Le trou noir du travail au noir

Le travail au noir, symptôme d’un mal français.

Redécouvert spectaculairement à l’occasion de la crise grecque – dans ce pays, le travail au noir représenterait près de 15 % du Pib – le travail dissimulé n’épargne pas non plus la France. Selon une estimation de l’Insee, le travail au noir – ensemble d activités non déclarées échappant de ce fait à l’impôt ou à la taxation – représenterait 3,3 % de la richesse produite, soit près de 70 milliards d’euros. Un ordre de grandeur qui n’a rien d’anecdotique. Et surtout un phénomène résistant. En dépit d’un arsenal juridique dissuasif renforcé et de mécanismes divers incitant à son “blanchiment” mis en place depuis une dizaine d’années, tout laisse à penser que cette fraude connaît un regain à la faveur de la crise économique. Les remèdes employés sont-ils les bons ? Pour combattre le travail au noir, il faut en comprendre les causes profondes. Et ne pas voir ce phénomène de façon monochrome. La palette de couleurs  est large, allant du noir le plus noir – l’activité criminelle, condamnable – au gris le plus pâle des échanges de travaux domestiques. Une telle variété suffirait à elle seule à justifier un traitement tout en nuance. Y sommes-nous prêts ?

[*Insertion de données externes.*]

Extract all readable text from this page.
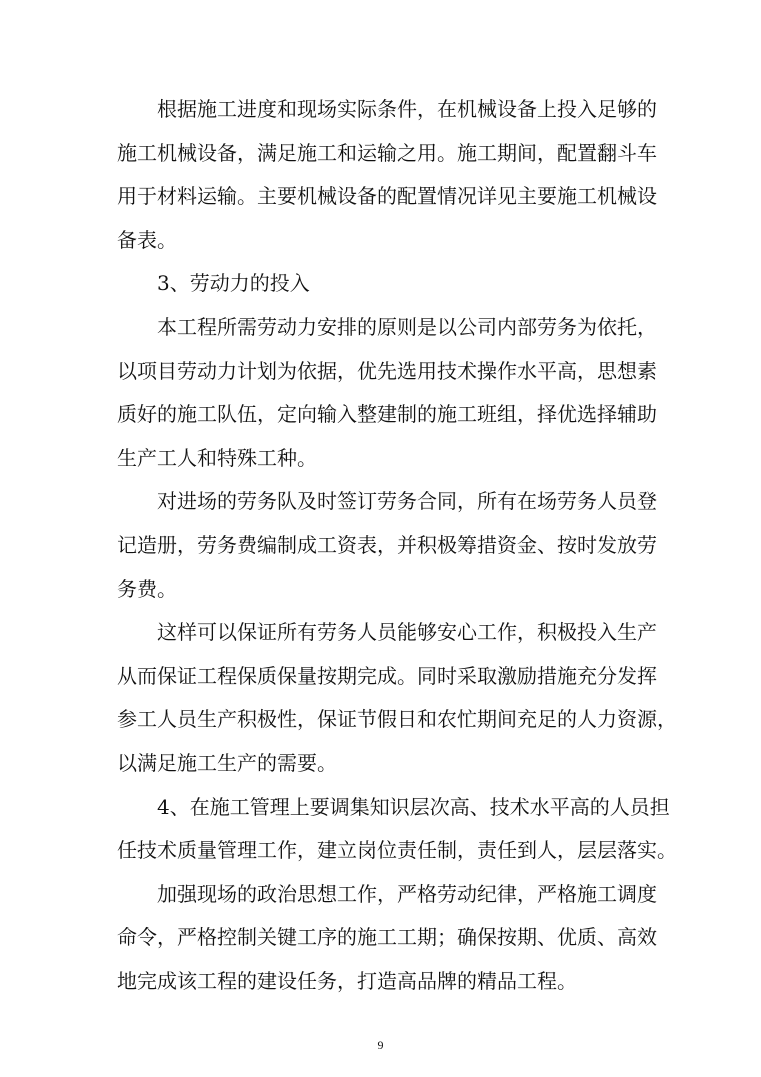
根据施工进度和现场实际条件，在机械设备上投入足够的
施工机械设备，满足施工和运输之用。施工期间，配置翻斗车
用于材料运输。主要机械设备的配置情况详见主要施工机械设
备表。
3、劳动力的投入
本工程所需劳动力安排的原则是以公司内部劳务为依托，
以项目劳动力计划为依据，优先选用技术操作水平高，思想素
质好的施工队伍，定向输入整建制的施工班组，择优选择辅助
生产工人和特殊工种。
对进场的劳务队及时签订劳务合同，所有在场劳务人员登
记造册，劳务费编制成工资表，并积极筹措资金、按时发放劳
务费。
这样可以保证所有劳务人员能够安心工作，积极投入生产
从而保证工程保质保量按期完成。同时采取激励措施充分发挥
参工人员生产积极性，保证节假日和农忙期间充足的人力资源，
以满足施工生产的需要。
4、在施工管理上要调集知识层次高、技术水平高的人员担
任技术质量管理工作，建立岗位责任制，责任到人，层层落实。
加强现场的政治思想工作，严格劳动纪律，严格施工调度
命令，严格控制关键工序的施工工期；确保按期、优质、高效
地完成该工程的建设任务，打造高品牌的精品工程。
9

Insubmersible ! Quelles que soient ses appellations, populaires ou savantes, d’hier ou d’aujourd’hui – le “travail d’à côté”, la perruque, la gratte, les “extras”, les “invisibles” – le travail au noir se renouvelle et fait partie des coulisses de l’économie. Comme un fond de décor nécessaire à la fois au bon fonctionnement des rouages de la machinerie et de la cohésion sociale ? Avec ses 3,3 % officiellement enregistrés par l’Insee, la part du travail au noir ne mériterait-elle pas d’être une bonne fois pour toutes reconnue ? Les vertus du travail au noir - car elles existent ! - sont difficiles à vendre. Cette réticence à lever le frein est bien compréhensible. Fondamentalement immoral et injuste, le travail au noir, même efficace, peut difficilement être encouragé. On ne parle pas ici des activités illégales du type trafic ni du travail des sans-papiers. “Il faut éviter d’adopter le seul point de vue moral pour lutter contre le travail au noir, mieux vaut s’intéresser à ses causes”, explique pourtant l’experte Florence Weber. L’enjeu est crucial pour les politiques publiques. Doivent-elles chercher à le réprimer – la dissuasion est sans doute nécessaire mais personne n’imagine placer un contrôleur derrière chaque Français -, le tolérer en admettant sa fonction de soupape, mais fermer les yeux c’est déjà l’encourager. Ou bien le réintégrer dans la sphère légale en paramétrant un vrai régime dérogatoire. Bref, où placer le curseur entre le répressif qui étouffe et le laxisme qui délite les relations et mine le contrat social ? Poser la question revient à déterminer le degré de tolérance d’un phénomène qui existe de toutes les façons. Refuser d’y répondre, c’est donner raison demain aux libéraux radicaux qui s’étonnent que la majorité des acteurs restent dans le cadre légal en déclarant leurs activités. Une vision par trop cynique qui fait fi de l’héritage des droits et des devoirs qui incombent à tout un chacun.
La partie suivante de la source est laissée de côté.